Terrific link, with implications not only for government agencies but also for law professors. I worry about the cognitive limitations of powerpoint in the classroom. Unfortunately, our students have come to expect not just use of the slide show during class (which I now use for outlining discussion point) but often demand copies of the slides (which I refuse). It’s a troubling trend that equates powerpoint — on a “smartboard” with the ability to move text and to paste in pictures, weblinks, etc.– with “creative” pedagocial use of technology. Edward Tufte — the Yale guru of information design — has written an excellent critique of the cognitive dangers of the ppt format in his essay The Cognitive Style of Powerpoiont (available for purchase on the web). His discussion of the failure of ppt to convey adequately the structural problems during the NASA/Columbia Space Shuttle disaster is particularly compelling.

Is powerpoint the norm in New Zealand? If other readers are fans/foes of ppt in the classroom, I’d be interested in hearing their views. Is powerpoint a power for good teaching or bad?

Peggy

andrewdb
andrewdb

PPT is ubiquitous in the military (replacing overhead foils in recent years).

At a recent JAG continuing ed conference one of the comments was that if you were a JAG lawyer in a court martial you had better be prepared to have PPT presentations, as your military jury would be used to receiving information in that format, would most easily receive information in that format, and is not used to much of any other format these days.

I understand that IBM used to be a very “overhead foil centric” culture as well.

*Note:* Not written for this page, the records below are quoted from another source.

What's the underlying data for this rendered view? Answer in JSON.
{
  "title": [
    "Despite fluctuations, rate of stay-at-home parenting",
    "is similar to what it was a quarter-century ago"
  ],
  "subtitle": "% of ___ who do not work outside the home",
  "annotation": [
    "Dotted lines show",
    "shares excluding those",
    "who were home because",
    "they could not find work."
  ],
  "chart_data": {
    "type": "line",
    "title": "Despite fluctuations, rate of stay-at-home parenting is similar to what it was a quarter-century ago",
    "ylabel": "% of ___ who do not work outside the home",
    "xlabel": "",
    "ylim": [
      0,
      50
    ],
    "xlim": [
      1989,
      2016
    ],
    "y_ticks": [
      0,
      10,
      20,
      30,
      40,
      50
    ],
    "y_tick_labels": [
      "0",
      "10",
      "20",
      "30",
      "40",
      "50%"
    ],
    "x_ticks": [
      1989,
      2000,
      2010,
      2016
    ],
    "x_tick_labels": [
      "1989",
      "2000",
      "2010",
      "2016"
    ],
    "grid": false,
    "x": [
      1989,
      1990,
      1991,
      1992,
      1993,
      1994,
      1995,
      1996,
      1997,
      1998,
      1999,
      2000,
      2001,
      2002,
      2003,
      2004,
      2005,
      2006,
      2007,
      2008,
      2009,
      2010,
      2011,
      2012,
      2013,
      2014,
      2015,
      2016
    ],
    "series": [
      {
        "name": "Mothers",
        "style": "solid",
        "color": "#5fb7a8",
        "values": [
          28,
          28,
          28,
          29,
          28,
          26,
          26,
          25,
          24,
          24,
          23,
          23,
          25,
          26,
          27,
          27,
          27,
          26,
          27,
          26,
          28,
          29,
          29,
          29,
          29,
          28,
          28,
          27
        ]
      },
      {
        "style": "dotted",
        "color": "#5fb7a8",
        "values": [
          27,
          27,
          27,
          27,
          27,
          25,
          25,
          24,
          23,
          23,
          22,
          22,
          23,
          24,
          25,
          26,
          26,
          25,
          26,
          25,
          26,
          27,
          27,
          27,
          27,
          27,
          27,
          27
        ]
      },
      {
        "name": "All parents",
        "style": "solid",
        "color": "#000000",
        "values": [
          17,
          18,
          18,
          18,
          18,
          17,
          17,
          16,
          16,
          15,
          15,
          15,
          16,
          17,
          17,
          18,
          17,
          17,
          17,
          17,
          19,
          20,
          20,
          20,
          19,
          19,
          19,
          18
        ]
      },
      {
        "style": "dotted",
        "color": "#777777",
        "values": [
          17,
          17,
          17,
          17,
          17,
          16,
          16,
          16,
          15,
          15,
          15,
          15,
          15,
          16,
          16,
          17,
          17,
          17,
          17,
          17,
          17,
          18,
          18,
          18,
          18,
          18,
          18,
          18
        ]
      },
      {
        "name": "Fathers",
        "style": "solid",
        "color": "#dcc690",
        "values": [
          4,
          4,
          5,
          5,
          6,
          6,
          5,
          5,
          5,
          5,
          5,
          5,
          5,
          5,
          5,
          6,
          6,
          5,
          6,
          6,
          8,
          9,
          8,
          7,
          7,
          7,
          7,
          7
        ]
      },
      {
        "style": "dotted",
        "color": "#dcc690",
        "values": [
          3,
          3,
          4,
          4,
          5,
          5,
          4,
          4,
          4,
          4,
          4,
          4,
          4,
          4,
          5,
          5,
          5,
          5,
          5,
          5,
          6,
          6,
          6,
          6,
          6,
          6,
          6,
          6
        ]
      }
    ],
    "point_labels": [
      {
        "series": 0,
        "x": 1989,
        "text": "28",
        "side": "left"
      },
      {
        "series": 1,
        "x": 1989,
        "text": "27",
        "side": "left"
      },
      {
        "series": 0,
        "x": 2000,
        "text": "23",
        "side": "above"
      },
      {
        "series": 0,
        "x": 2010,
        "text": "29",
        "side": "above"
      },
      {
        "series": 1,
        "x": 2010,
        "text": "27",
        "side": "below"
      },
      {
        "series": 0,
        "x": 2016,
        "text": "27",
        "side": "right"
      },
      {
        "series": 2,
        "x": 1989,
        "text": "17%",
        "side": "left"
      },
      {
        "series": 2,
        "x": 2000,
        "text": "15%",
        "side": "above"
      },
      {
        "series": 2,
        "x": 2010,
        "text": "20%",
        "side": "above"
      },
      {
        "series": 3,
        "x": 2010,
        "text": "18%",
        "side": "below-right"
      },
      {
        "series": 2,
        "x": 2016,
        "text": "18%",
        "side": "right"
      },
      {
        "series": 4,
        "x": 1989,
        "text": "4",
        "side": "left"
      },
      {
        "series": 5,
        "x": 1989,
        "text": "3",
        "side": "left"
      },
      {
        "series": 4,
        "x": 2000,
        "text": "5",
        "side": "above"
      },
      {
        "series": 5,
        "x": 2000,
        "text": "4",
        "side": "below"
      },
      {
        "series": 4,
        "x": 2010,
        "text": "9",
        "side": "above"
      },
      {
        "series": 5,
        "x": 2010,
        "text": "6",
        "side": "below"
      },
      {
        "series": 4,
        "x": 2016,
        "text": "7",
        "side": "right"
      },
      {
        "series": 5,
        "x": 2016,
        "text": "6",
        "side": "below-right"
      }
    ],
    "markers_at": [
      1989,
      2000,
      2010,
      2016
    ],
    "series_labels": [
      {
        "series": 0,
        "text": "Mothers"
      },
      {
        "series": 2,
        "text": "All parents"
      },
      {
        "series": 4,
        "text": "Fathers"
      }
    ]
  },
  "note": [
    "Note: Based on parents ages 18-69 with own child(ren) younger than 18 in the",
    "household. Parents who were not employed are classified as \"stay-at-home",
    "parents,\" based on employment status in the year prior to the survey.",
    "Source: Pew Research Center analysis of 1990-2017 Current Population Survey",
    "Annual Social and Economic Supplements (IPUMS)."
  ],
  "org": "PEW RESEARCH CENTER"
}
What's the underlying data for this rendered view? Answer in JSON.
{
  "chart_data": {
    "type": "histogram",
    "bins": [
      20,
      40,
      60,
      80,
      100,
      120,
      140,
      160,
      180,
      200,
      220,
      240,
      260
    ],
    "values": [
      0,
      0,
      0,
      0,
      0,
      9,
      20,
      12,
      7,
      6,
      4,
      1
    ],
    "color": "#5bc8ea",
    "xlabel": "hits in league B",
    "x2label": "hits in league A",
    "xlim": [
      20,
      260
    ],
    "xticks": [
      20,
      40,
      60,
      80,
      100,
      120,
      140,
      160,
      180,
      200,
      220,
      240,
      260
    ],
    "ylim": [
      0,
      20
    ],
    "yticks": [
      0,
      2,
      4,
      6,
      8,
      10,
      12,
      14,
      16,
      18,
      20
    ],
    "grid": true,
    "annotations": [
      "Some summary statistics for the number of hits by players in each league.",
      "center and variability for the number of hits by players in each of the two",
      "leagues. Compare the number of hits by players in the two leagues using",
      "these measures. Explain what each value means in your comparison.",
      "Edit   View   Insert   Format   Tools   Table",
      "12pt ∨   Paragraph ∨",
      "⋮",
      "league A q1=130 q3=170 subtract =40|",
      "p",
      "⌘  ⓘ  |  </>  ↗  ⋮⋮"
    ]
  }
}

I also agree that PPT is the refuge of those who don’t want to have to think things through, but that appears in lots of areas that use PPT, and indeed many that don’t.

Seamus
Seamus

Peggy,

I do not use PowerPoint or, for that matter, any technology in my classes (comparative world religions) more sophisticated than chalk and blackboard. I warn the students on the first day of class that we’re low-tech (Lovin’s soft-energy path I suppose), with no bells and whistles. Lectures, discussions, that’s it. It worked for my teachers, so…. I’ve never been to a compelling or interesting PPT presentation…. Not of few of my colleagues suspect I have an inordinate fondness for the Paleolithic period. Today I happened to give a seminar at another institution (first time I’ve taught there) on animal ethics and we did view a DVD (it was strongly suggested to me that students need to see a movie during a day-long seminar), but only after a half dozen of us tried to figure out how to work the #!?*&!#@ equipment (computer, projector, etc.).

Non liquet
Non liquet

Prof. McGuinness – I believe, but am not 100% sure since I haven’t checked it out yet, that some of that discussion is now located in Tufte’s new book Beautiful Evidence.